Two nights later, in a quieter but emblematic incident, Mayor Georges Mothron left a meeting at the Slab to discover that arsonists had torched his car. As he stared at the charred vehicle, 15 young men surrounded him. After a few edgy moments — half-conversation, half-confrontation — a community activist came to the mayor’s aid.

Mourad, the mayor and the activist experienced a microcosm of France’s urban crisis in markedly different ways. Seen through their eyes, the Slab sheds stereotype and hyperbole and turns out to be less hostile and more hopeful than its image.
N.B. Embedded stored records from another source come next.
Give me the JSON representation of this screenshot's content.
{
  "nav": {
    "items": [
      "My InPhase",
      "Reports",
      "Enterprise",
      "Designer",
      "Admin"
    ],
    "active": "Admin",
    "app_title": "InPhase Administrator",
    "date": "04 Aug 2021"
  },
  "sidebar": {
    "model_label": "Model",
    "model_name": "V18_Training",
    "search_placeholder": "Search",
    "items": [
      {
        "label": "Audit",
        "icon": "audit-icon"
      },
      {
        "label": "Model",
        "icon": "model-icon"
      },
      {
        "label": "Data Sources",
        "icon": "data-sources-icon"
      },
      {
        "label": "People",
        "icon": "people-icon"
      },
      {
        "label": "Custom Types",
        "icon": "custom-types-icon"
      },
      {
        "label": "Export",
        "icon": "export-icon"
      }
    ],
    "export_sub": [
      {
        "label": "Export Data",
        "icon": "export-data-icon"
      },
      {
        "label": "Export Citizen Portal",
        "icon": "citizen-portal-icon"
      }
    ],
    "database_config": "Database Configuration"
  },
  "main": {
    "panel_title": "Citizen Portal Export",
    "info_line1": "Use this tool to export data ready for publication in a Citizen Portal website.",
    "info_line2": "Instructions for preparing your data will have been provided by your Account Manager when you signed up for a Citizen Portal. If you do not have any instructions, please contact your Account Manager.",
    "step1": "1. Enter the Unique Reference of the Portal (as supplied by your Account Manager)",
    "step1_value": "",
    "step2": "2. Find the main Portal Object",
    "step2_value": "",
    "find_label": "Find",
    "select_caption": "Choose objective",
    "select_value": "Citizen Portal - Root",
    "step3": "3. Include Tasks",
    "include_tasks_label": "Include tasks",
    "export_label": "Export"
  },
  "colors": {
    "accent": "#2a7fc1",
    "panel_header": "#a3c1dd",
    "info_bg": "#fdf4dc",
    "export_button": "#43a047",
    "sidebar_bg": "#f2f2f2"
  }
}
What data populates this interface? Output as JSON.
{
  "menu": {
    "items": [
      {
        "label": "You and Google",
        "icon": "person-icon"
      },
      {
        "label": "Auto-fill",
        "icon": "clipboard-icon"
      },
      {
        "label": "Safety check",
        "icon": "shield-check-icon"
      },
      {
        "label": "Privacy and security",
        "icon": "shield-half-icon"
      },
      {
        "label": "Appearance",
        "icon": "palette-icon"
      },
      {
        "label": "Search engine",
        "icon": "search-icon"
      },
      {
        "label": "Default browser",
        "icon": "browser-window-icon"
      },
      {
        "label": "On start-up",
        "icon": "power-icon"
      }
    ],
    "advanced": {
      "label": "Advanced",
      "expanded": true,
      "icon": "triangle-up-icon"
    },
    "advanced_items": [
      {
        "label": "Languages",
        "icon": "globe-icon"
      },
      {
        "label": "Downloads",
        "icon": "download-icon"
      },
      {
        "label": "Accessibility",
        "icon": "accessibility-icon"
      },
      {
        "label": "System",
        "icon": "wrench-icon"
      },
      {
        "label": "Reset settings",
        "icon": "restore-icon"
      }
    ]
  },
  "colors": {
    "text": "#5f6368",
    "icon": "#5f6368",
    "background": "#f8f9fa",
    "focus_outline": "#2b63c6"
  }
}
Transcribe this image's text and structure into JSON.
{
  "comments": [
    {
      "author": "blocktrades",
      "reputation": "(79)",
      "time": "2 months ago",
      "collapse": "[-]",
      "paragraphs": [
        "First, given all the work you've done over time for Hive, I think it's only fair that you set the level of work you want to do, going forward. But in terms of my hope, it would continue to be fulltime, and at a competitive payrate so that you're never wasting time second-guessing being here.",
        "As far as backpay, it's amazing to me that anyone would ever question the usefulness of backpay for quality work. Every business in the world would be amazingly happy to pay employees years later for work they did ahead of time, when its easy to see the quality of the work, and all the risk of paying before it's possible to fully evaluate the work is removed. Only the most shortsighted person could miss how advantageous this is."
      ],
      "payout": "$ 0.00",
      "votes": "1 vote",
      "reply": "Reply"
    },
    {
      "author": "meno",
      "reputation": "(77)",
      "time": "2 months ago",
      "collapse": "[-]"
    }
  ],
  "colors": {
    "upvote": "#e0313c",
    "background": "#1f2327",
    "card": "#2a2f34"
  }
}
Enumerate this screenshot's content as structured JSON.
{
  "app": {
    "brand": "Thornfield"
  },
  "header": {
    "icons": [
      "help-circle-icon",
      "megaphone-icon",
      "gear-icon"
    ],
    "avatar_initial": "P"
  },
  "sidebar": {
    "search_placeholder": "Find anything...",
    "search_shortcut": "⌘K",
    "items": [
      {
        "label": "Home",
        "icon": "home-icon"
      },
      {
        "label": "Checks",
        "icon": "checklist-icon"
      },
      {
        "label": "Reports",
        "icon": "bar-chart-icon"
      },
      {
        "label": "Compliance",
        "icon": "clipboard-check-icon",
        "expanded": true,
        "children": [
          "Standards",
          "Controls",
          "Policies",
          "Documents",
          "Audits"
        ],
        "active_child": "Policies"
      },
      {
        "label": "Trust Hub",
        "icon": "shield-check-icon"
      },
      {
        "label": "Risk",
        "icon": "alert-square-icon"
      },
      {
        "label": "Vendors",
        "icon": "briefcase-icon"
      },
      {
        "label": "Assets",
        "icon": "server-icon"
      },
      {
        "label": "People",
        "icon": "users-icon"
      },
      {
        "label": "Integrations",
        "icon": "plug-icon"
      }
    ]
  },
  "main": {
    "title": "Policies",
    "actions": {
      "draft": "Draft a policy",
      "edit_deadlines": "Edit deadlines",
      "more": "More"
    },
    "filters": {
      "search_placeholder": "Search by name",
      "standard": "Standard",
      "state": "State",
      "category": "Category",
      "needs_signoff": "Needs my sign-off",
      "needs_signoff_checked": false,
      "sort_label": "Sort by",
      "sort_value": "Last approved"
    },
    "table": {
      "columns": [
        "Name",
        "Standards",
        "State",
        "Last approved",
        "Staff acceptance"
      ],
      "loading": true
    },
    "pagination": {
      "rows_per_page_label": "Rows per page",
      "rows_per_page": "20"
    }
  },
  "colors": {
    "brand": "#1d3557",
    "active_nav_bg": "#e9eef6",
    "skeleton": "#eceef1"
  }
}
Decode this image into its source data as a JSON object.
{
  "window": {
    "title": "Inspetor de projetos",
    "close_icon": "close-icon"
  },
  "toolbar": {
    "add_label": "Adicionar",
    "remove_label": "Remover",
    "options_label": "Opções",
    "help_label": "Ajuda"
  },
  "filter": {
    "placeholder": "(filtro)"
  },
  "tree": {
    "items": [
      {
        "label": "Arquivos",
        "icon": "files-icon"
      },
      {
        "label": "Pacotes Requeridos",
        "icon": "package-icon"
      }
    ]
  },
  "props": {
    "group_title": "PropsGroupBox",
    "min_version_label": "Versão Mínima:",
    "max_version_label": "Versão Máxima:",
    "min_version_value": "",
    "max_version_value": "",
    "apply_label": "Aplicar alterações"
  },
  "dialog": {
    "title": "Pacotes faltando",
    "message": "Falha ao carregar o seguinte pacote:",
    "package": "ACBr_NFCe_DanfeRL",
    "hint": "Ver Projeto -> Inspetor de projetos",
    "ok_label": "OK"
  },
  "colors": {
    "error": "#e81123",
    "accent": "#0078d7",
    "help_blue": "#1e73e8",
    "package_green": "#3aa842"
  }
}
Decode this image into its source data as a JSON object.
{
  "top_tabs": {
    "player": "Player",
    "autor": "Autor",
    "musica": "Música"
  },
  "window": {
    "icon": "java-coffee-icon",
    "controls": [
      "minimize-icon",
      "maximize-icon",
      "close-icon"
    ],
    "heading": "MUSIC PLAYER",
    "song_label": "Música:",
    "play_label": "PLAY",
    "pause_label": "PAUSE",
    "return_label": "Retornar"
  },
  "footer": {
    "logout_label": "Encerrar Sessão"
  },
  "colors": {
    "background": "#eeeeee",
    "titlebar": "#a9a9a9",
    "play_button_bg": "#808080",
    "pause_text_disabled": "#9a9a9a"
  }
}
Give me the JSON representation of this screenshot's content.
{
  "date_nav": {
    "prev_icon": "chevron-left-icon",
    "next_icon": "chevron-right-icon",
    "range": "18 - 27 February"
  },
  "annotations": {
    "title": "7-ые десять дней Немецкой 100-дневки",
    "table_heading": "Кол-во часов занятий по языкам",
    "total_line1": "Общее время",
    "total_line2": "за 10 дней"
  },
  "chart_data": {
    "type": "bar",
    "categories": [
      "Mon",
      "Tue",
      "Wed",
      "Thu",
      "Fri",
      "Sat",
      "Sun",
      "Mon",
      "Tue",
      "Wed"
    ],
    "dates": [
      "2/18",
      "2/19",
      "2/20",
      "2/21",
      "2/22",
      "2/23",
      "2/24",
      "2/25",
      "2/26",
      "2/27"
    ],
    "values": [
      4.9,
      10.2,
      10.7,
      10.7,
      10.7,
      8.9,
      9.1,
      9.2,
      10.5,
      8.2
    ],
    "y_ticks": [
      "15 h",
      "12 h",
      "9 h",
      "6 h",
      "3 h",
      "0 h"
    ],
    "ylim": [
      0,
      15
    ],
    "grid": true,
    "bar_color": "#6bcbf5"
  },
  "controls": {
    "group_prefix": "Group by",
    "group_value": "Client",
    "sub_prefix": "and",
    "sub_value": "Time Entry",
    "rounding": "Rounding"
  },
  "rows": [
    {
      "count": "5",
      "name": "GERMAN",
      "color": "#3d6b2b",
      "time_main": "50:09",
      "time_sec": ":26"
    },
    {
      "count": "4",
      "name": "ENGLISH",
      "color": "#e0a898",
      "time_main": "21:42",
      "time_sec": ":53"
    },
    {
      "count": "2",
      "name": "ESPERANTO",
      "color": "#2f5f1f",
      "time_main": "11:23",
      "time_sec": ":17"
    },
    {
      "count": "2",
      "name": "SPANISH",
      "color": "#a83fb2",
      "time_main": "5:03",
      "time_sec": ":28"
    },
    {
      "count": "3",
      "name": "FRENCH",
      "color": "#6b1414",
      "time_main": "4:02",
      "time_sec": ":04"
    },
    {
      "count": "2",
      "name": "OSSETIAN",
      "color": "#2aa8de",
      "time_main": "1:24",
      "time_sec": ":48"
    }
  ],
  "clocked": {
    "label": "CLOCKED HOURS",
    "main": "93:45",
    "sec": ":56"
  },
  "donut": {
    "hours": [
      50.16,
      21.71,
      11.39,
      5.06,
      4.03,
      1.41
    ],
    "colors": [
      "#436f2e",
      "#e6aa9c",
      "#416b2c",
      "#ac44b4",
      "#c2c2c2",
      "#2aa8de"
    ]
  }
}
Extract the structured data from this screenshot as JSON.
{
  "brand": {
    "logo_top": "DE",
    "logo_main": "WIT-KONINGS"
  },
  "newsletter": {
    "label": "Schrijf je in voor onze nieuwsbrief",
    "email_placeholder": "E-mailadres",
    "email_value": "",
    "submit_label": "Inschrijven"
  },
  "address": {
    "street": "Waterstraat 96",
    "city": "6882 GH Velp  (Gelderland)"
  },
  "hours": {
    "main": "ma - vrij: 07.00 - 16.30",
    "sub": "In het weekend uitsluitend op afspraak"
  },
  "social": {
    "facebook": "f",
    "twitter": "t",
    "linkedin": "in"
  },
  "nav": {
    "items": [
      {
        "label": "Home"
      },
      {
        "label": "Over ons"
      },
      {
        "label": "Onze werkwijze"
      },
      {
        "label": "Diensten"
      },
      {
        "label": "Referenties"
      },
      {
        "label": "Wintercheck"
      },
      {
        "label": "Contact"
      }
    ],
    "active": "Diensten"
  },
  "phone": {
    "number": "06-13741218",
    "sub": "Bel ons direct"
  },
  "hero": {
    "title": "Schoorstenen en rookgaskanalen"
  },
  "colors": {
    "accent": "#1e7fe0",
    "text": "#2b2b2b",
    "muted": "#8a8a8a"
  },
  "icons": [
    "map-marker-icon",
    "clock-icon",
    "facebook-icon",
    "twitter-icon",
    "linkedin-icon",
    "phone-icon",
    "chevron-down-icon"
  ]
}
Nonetheless, it struggles with a knot of problems requiring not just more jobs and cops, but also profound changes in how the French deal with one another.

*

The Angry Soldier


The vestibule echoed as two boys cavorted, thumping against a row of wooden mailboxes.

Mourad chided them quietly. He wore jeans and a black fatigue-style jacket zipped to his throat. He displayed a military ID card. A career in the army has steered him away from a gantlet of joblessness, drugs and prison. He has an apartment, a car, a girlfriend.

But modest success has only honed his resentment.

“I once gave this card to a policeman who stopped me to check my papers,” he said with a melancholy grin. “He laughed in my face. He thought it was some kind of joke. He took it to his supervisor, laughing. But when he came back, he was all pale. He saluted me. ‘Excuse me, I made a mistake.’ That kind of thing makes you angry.”